Tem a Silvia Goes despejando musicalidade em O Filho Que Quero Ter, do Toquinho e Vinícius. Por falar em Vinícius, tem o Calderoni, jovem compositor que merece um lugar nos seus ouvidos. (Nas rádios também, mas fazer o quê?) Tem outro Vinícius, chamado Dorim, soprando virtuosidade no sax, Chico Pinheiro anunciando uma nova fase da MPB, Ulisses Rocha com seu violão preciso, Thiago Espírito Santo e por aí vai.
A Internet devolveu o "sorriso no rosto de nossos ouvidos". E você não precisa saber o nome de todas as feras para capturá-las. O MySpace de um deles já é suficiente para chegar até os outros. Músico bom é tão raro que acaba virando uma panelinha. E que som faz essa panela.

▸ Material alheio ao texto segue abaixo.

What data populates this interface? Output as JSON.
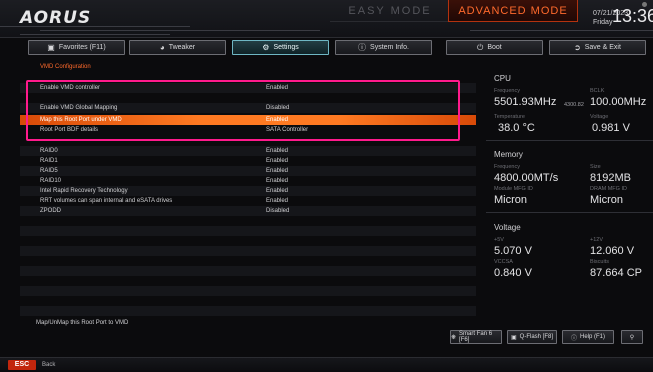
{
  "header": {
    "brand": "AORUS",
    "easy_mode": "EASY MODE",
    "advanced_mode": "ADVANCED MODE",
    "date": "07/21/2023",
    "day": "Friday",
    "time": "13:36"
  },
  "tabs": [
    {
      "label": "Favorites (F11)",
      "icon": "star-box-icon"
    },
    {
      "label": "Tweaker",
      "icon": "gauge-icon"
    },
    {
      "label": "Settings",
      "icon": "gear-icon",
      "active": true
    },
    {
      "label": "System Info.",
      "icon": "info-icon"
    },
    {
      "label": "Boot",
      "icon": "power-icon"
    },
    {
      "label": "Save & Exit",
      "icon": "exit-icon"
    }
  ],
  "main": {
    "section_title": "VMD Configuration",
    "rows": [
      {
        "label": "Enable VMD controller",
        "value": "Enabled"
      },
      {
        "label": "Enable VMD Global Mapping",
        "value": "Disabled"
      },
      {
        "label": "Map this Root Port under VMD",
        "value": "Enabled"
      },
      {
        "label": "Root Port BDF details",
        "value": "SATA Controller"
      },
      {
        "label": "RAID0",
        "value": "Enabled"
      },
      {
        "label": "RAID1",
        "value": "Enabled"
      },
      {
        "label": "RAID5",
        "value": "Enabled"
      },
      {
        "label": "RAID10",
        "value": "Enabled"
      },
      {
        "label": "Intel Rapid Recovery Technology",
        "value": "Enabled"
      },
      {
        "label": "RRT volumes can span internal and eSATA drives",
        "value": "Enabled"
      },
      {
        "label": "ZPODD",
        "value": "Disabled"
      }
    ],
    "description": "Map/UnMap this Root Port to VMD"
  },
  "side": {
    "cpu": {
      "title": "CPU",
      "frequency_label": "Frequency",
      "frequency": "5501.93MHz",
      "frequency_sub": "4300.82",
      "bclk_label": "BCLK",
      "bclk": "100.00MHz",
      "temp_label": "Temperature",
      "temp": "38.0 °C",
      "voltage_label": "Voltage",
      "voltage": "0.981 V"
    },
    "memory": {
      "title": "Memory",
      "frequency_label": "Frequency",
      "frequency": "4800.00MT/s",
      "size_label": "Size",
      "size": "8192MB",
      "module_label": "Module MFG ID",
      "module": "Micron",
      "dram_label": "DRAM MFG ID",
      "dram": "Micron"
    },
    "voltage": {
      "title": "Voltage",
      "v5_label": "+5V",
      "v5": "5.070 V",
      "v12_label": "+12V",
      "v12": "12.060 V",
      "vccsa_label": "VCCSA",
      "vccsa": "0.840 V",
      "biscuits_label": "Biscuits",
      "biscuits": "87.664 CP"
    }
  },
  "bottom": {
    "smart_fan": "Smart Fan 6 [F6]",
    "qflash": "Q-Flash [F8]",
    "help": "Help (F1)"
  },
  "footer": {
    "esc": "ESC",
    "back": "Back"
  },
  "colors": {
    "accent_orange": "#ff6a2c",
    "highlight_pink": "#ff1a8c",
    "esc_red": "#c2260d"
  }
}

Longe do autor aqui difamar um veículo tão importante como o rádio. Muito menos generalizar a falta de qualidade. Existem sim, algumas estações se esforçando para colocar música boa no ar. Mas são poucas. E a gente fica com uma sede imensa de som.
Quando vamos ouvir Notícias da Praça Central em alguma estação da FM? Ou o Hermeto tocando chaleira enquanto eu estiver no trânsito? A que horas o Morelenbaum vai dar uma entrevista sobre as suas influências musicais? Quando alguém vai dizer que o compositor de Duas Contas foi o Garoto e que ele fazia muito americano ir ao teatro só para ver seus arranjos nos shows da Carmen Miranda? E o Francis Hime, por onde ele anda cantando Embarcações?
Vamos lá, gente. Quero ver todo mundo cruzar os dedos, torcendo para que "som bom" seja uma rima possível nas rádios.